An effective exercise program really depends on each individual and the goals of that individual. Obviously the exercise program of an Olympic athlete will be significantly different from an individual looking to lose a few pounds. Planning a fitness regime should not only take into account present fitness level, current health and age, but also interests and individual skills. Try to fit exercise into your daily routine (see our range of exercises at home), and if possible involve others as an aid to motivation and to make exercise more enjoyable. Taking up a sport is a great way to enjoy yourself while getting fitter.
Fitness For You
How often exercise is undertaken is again down to the needs of the individual, but it is recommended to undertake workouts throughout the week and avoid consecutive days of hard exercise.
Below is an example of the level of activity necessary for the average, healthy person to maintain a minimum level of overall fitness. Some popular exercises have been included as examples.
MUSCULAR STRENGTH : The ability of a muscle to exert force for a brief period of time. This can be measured by various weightlifting exercises.
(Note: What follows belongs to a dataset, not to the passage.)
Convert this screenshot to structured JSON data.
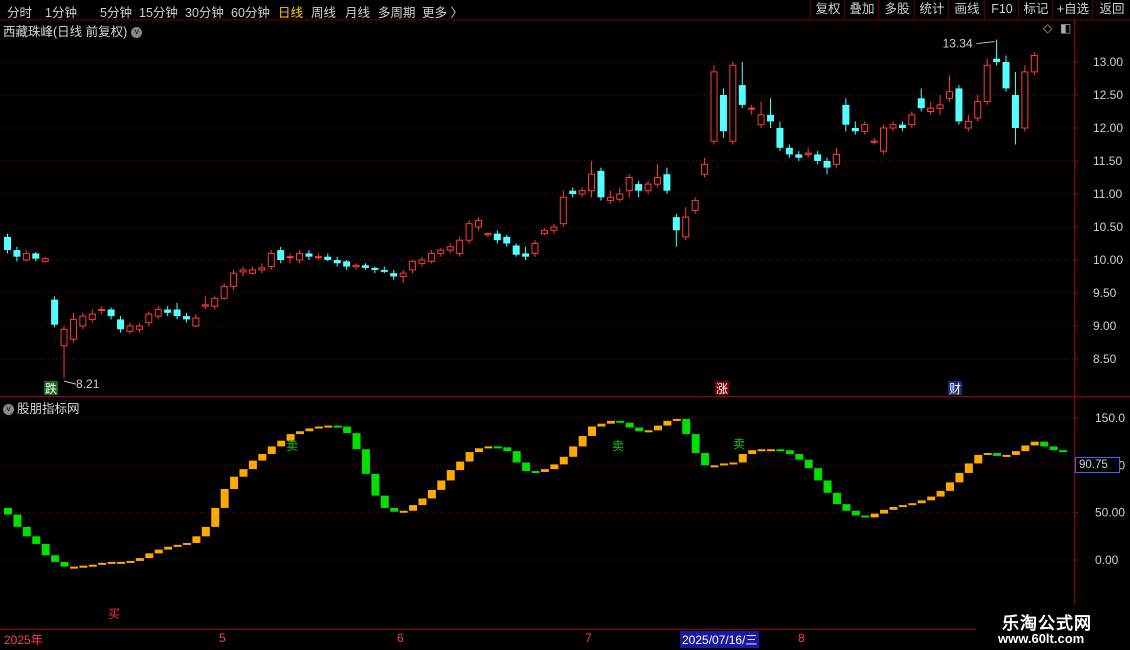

The gym is the ideal place to work on muscular strength if you do not own you own weights.
example muscular strength : a minimum of two 20-minute sessions per week that include exercises for all the major muscle groups. There are some excellent resources available if you would like to find out more about weight training.
CARDIOVASCULAR EXERCISE : Cardiovascular (or cardio) exercise has numerous health benefits. In addition to burning calories and lowering your body fat, it will strengthen the heart and lungs. Long runs and swims are good examples of cardio exercise. See the Cardio page for more information on the effective cardio exercise.
Example Cardiovascular Exercise - at least three 20-minute bouts of continuous aerobic activity exercise each week. Popular aerobic conditioning activities include brisk walking, jogging, swimming, cycling, rowing and skipping.
COOL DOWN : - a minimum of 5-10 minutes of slow walking, low-level exercise, combined with stretching.